You can specify multiple --rsyncignore glob patterns to be ignored when file are sent to the remote side. There are also internal ignores: .*, *.pyc, *.pyo, *~ Those you cannot override using rsyncignore command-line or ini-file option(s).

Sending tests to remote Socket Servers

Download the single-module socketserver.py Python program and run it like this:

python socketserver.py

It will tell you that it starts listening on the default port. You can now on your home machine specify this new socket host with something like this:

pytest -d --tx socket=192.168.1.102:8888 --rsyncdir mypkg mypkg

Running tests on many platforms at once

The basic command to run tests on multiple platforms is:

pytest --dist=each --tx=spec1 --tx=spec2

If you specify a windows host, an OSX host and a Linux environment this command will send each tests to all platforms - and report back failures from all platforms at once. The specifications strings use the xspec syntax.

Identifying the worker process during a test

New in version 1.15.

If you need to determine the identity of a worker process in a test or fixture, you may use the worker_id fixture to do so:

@pytest.fixture()
def user_account(worker_id):
    """ use a different account in each xdist worker """
    return "account_%s" % worker_id

When xdist is disabled (running with -n0 for example), then worker_id will return "master".

Additionally, worker processes have the following environment variables defined:

  • PYTEST_XDIST_WORKER: the name of the worker, e.g., "gw2".
  • PYTEST_XDIST_WORKER_COUNT: the total number of workers in this session, e.g., "4" when -n 4 is given in the command-line.

The information about the worker_id in a test is stored in the TestReport as well, under the worker_id attribute.
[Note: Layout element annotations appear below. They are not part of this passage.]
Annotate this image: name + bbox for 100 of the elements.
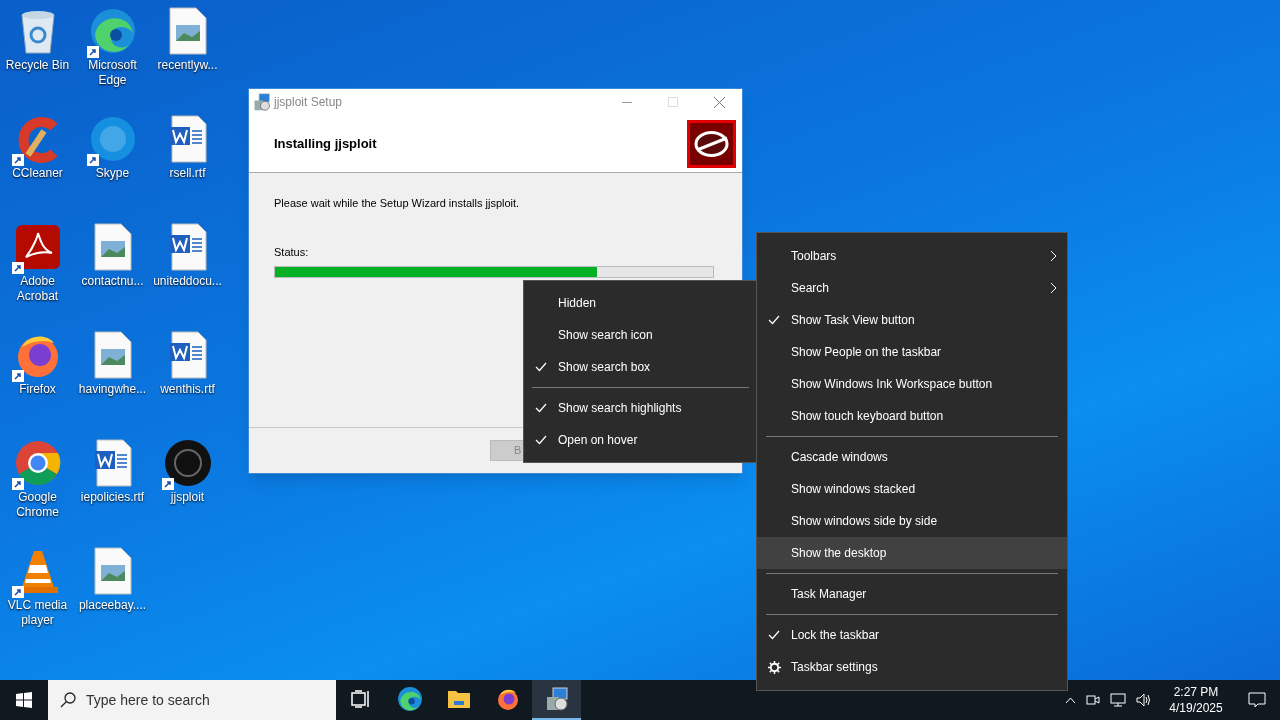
desktop-icon-label[interactable]: wenthis.rtf: [150, 382, 225, 397]
menu-item-label: Show the desktop: [791, 545, 888, 562]
window-title: jjsploit Setup: [274, 94, 343, 111]
menu-item[interactable]: Show touch keyboard button: [757, 400, 1067, 432]
network-icon: [1110, 693, 1126, 707]
desktop-icon-label[interactable]: Adobe Acrobat: [0, 274, 75, 304]
edge-browser-icon: [396, 686, 423, 712]
chrome-icon: [13, 439, 62, 487]
volume-icon: [1136, 693, 1152, 707]
check-icon: [535, 403, 547, 413]
menu-item-label: Search: [791, 280, 831, 297]
desktop-icon-label[interactable]: Skype: [75, 166, 150, 181]
installer-icon: [253, 93, 271, 111]
menu-item[interactable]: Show People on the taskbar: [757, 336, 1067, 368]
desktop-icon-label[interactable]: iepolicies.rtf: [75, 490, 150, 505]
menu-item[interactable]: Task Manager: [757, 578, 1067, 610]
menu-item-label: Task Manager: [791, 586, 868, 603]
firefox-icon: [495, 687, 520, 711]
menu-item[interactable]: Cascade windows: [757, 441, 1067, 473]
minimize-icon: [622, 101, 632, 103]
menu-item[interactable]: Lock the taskbar: [757, 619, 1067, 651]
menu-item[interactable]: Show Task View button: [757, 304, 1067, 336]
image-file-icon: [92, 331, 133, 379]
desktop-icon-label[interactable]: havingwhe...: [75, 382, 150, 397]
maximize-icon: [668, 97, 678, 107]
clock-date[interactable]: 4/19/2025: [1169, 700, 1223, 716]
install-message: Please wait while the Setup Wizard installs jjsploit.: [274, 196, 521, 211]
word-document-icon: [167, 223, 208, 271]
installer-icon: [544, 687, 569, 711]
check-icon: [768, 630, 780, 640]
chevron-up-icon: [1065, 696, 1076, 704]
close-icon: [713, 96, 725, 108]
desktop-icon-label[interactable]: placeebay....: [75, 598, 150, 613]
menu-item-label: Show search box: [558, 359, 651, 376]
menu-item[interactable]: Show search icon: [524, 319, 757, 351]
menu-item[interactable]: Toolbars: [757, 240, 1067, 272]
word-document-icon: [167, 115, 208, 163]
acrobat-icon: [13, 223, 62, 271]
desktop-icon-label[interactable]: jjsploit: [150, 490, 225, 505]
menu-item-label: Show search highlights: [558, 400, 682, 417]
menu-item[interactable]: Show search highlights: [524, 392, 757, 424]
disc-logo-icon: [687, 119, 736, 168]
desktop-icon-label[interactable]: CCleaner: [0, 166, 75, 181]
menu-item-label: Hidden: [558, 295, 597, 312]
menu-item-label: Taskbar settings: [791, 659, 879, 676]
windows-logo-icon: [16, 692, 32, 708]
menu-item[interactable]: Show windows stacked: [757, 473, 1067, 505]
check-icon: [535, 362, 547, 372]
desktop-icon-label[interactable]: recentlyw...: [150, 58, 225, 73]
notification-icon: [1248, 692, 1266, 708]
task-view-icon: [350, 690, 371, 708]
desktop-icon-label[interactable]: Recycle Bin: [0, 58, 75, 73]
shortcut-arrow-icon: [11, 262, 24, 274]
menu-item-label: Cascade windows: [791, 449, 889, 466]
menu-item-label: Show Windows Ink Workspace button: [791, 376, 994, 393]
folder-icon: [446, 689, 471, 709]
menu-item-label: Toolbars: [791, 248, 838, 265]
check-icon: [768, 315, 780, 325]
edge-browser-icon: [88, 7, 137, 55]
menu-item[interactable]: Show Windows Ink Workspace button: [757, 368, 1067, 400]
page-heading: Installing jjsploit: [274, 134, 377, 153]
desktop-icon-label[interactable]: uniteddocu...: [150, 274, 225, 289]
shortcut-arrow-icon: [161, 478, 174, 490]
desktop-icon-label[interactable]: Firefox: [0, 382, 75, 397]
desktop-icon-label[interactable]: Microsoft Edge: [75, 58, 150, 88]
menu-item-label: Show search icon: [558, 327, 653, 344]
status-label: Status:: [274, 244, 310, 260]
menu-item[interactable]: Taskbar settings: [757, 651, 1067, 683]
menu-item[interactable]: Search: [757, 272, 1067, 304]
menu-item-label: Lock the taskbar: [791, 627, 881, 644]
desktop-icon-label[interactable]: VLC media player: [0, 598, 75, 628]
chevron-right-icon: [1050, 282, 1057, 294]
word-document-icon: [167, 331, 208, 379]
shortcut-arrow-icon: [11, 478, 24, 490]
check-icon: [535, 435, 547, 445]
menu-item-label: Show windows side by side: [791, 513, 939, 530]
shortcut-arrow-icon: [86, 46, 99, 58]
settings-icon: [767, 660, 781, 674]
menu-item[interactable]: Hidden: [524, 287, 757, 319]
taskbar-button[interactable]: [532, 680, 581, 720]
camera-icon: [1086, 693, 1100, 707]
shortcut-arrow-icon: [11, 586, 24, 598]
search-field[interactable]: Type here to search: [48, 680, 336, 720]
search-icon: [60, 692, 76, 708]
menu-item-label: Show windows stacked: [791, 481, 917, 498]
menu-item-label: Show People on the taskbar: [791, 344, 943, 361]
menu-item[interactable]: Show windows side by side: [757, 505, 1067, 537]
menu-item[interactable]: Show search box: [524, 351, 757, 383]
menu-item-label: Show touch keyboard button: [791, 408, 945, 425]
desktop-icon-label[interactable]: contactnu...: [75, 274, 150, 289]
image-file-icon: [92, 547, 133, 595]
menu-item[interactable]: Show the desktop: [757, 537, 1067, 569]
desktop-icon-label[interactable]: Google Chrome: [0, 490, 75, 520]
shortcut-arrow-icon: [11, 370, 24, 382]
menu-item-label: Show Task View button: [791, 312, 916, 329]
word-document-icon: [92, 439, 133, 487]
menu-item[interactable]: Open on hover: [524, 424, 757, 456]
desktop-icon-label[interactable]: rsell.rtf: [150, 166, 225, 181]
shortcut-arrow-icon: [11, 154, 24, 166]
clock-time[interactable]: 2:27 PM: [1173, 684, 1219, 700]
Acessing sys.argv from the master node in workers

To access the sys.argv passed to the command-line of the master node, use request.config.workerinput["mainargv"].

Specifying test exec environments in an ini file

You can use pytest's ini file configuration to avoid typing common options. You can for example make running with three subprocesses your default like this:

[pytest]
addopts = -n3

You can also add default environments like this:

[pytest]
addopts = --tx ssh=myhost//python=python3.5 --tx ssh=myhost//python=python3.6

and then just type:

pytest --dist=each

to run tests in each of the environments.

Specifying "rsync" dirs in an ini-file

In a tox.ini or setup.cfg file in your root project directory you may specify directories to include or to exclude in synchronisation:

[pytest]
rsyncdirs = . mypkg helperpkg
rsyncignore = .hg

These directory specifications are relative to the directory where the configuration file was found.